Touring – reviewed at Birmingham Hippodrome
Guest reviewer: Emily Cliff
From great American novel to star-casted film to Tony Award-nominated Broadway musical, Alison Walker’s The Color Purple has seen many formats over the years. A hard-hitting musical at the best of times, and a musical that needs passion, love and a cast to carry the story above and beyond. Like many in the audience, my only experience of this gut-wrenching story has either been with the book taught and analysed in schools or the 2015 new Broadway cast recording starring Cynthia Erivo and Jenifer Hudson – this new staging of the infamous musical is just as breathtaking as every adaptation I have come into contact with.
With a fantastic set designed by Alex Lowde, the show is a visual masterpiece from the very beginning. Simple alcoves built into the wider stage transform the sets completely and the clever use of projection onto the timber background give the stage that rustic southern American feel to it.

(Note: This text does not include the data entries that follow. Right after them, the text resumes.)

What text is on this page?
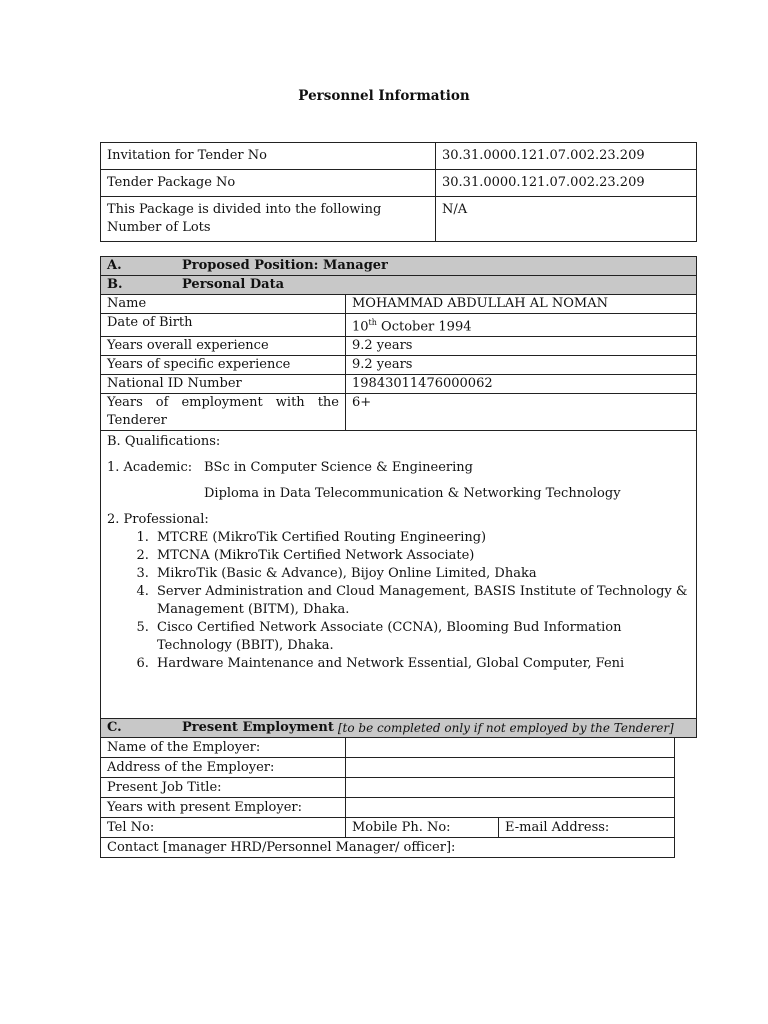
Personnel Information
Invitation for Tender No	30.31.0000.121.07.002.23.209
Tender Package No	30.31.0000.121.07.002.23.209
This Package is divided into the following Number of Lots	N/A
A.	Proposed Position: Manager
B.	Personal Data
Name	MOHAMMAD ABDULLAH AL NOMAN
Date of Birth	10th October 1994
Years overall experience	9.2 years
Years of specific experience	9.2 years
National ID Number	19843011476000062

Years of employment with the
Tenderer	6+
B. Qualifications:
1. Academic: BSc in Computer Science & Engineering
Diploma in Data Telecommunication & Networking Technology
2. Professional:
1. MTCRE (MikroTik Certified Routing Engineering)
2. MTCNA (MikroTik Certified Network Associate)
3. MikroTik (Basic & Advance), Bijoy Online Limited, Dhaka
4. Server Administration and Cloud Management, BASIS Institute of Technology & Management (BITM), Dhaka.
5. Cisco Certified Network Associate (CCNA), Blooming Bud Information Technology (BBIT), Dhaka.
6. Hardware Maintenance and Network Essential, Global Computer, Feni
C.	Present Employment [to be completed only if not employed by the Tenderer]
Name of the Employer:		
Address of the Employer:		
Present Job Title:		
Years with present Employer:		
Tel No:	Mobile Ph. No:	E-mail Address:
Contact [manager HRD/Personnel Manager/ officer]:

The first look at costumes in the opening number demonstrates that this show truly cares about doing both the book and the original Broadway show justice but also showing us that it is also trying to be its own individual staging.
For those who don’t know, The Color Purple tells the harrowing story of a woman silenced, shunned and shut away; abused by her stepfather and even more so by her husband, Celie’s life has been far from easy. The musical tells a story of resilience and the importance of standing up and keeping the faith. Me’sha Bryan is simply mesmerising as Celie and her voice is powerful throughout the show. However, when it comes to the infamous power ballad ‘I’m Here’ Bryan almost makes herself too small for the stage. Her voice is extremely powerful and her performance as Celie is awe-inspiring and simply magnetic – I truly believe that she will be one of the biggest stars in musical theatre to come – but she needs to fill and own the stage a little more when that song comes and not shy away from it.
Anelisa Lamola’s Sofia is just as spicy and punchy as anyone could hope for. Taking the character in her stride and truly making it her own and delivering it with power and determination. Another notable performance is Bree Smith as Shug, delivering the performance as gracefully as her character, teaching everyone in the audience some valuable life lessons.
Portraying Mister is Ako Mitchell. A tough role to perform and really do justice yet Mitchell does just that. The role of Mister is incredibly hard to nail when you consider everything, on the one hand, you hate him from the very beginning for putting Celie through such hell and abuse; from that along it is hard to recover, but when he gets his redemption Mitchell can show the audience the vulnerable side of a character we never even thought we could stand to like.
Overall this production of The Color Purple was simply beautiful. There wasn’t a dry eye in the theatre at the end. Supported by an all-powerful cast this production is bound for a London, maybe even a West End transfer by the end of the tour. Inspirational, gut-wrenching and emotional everyone needs to see this story of love and faith at least once.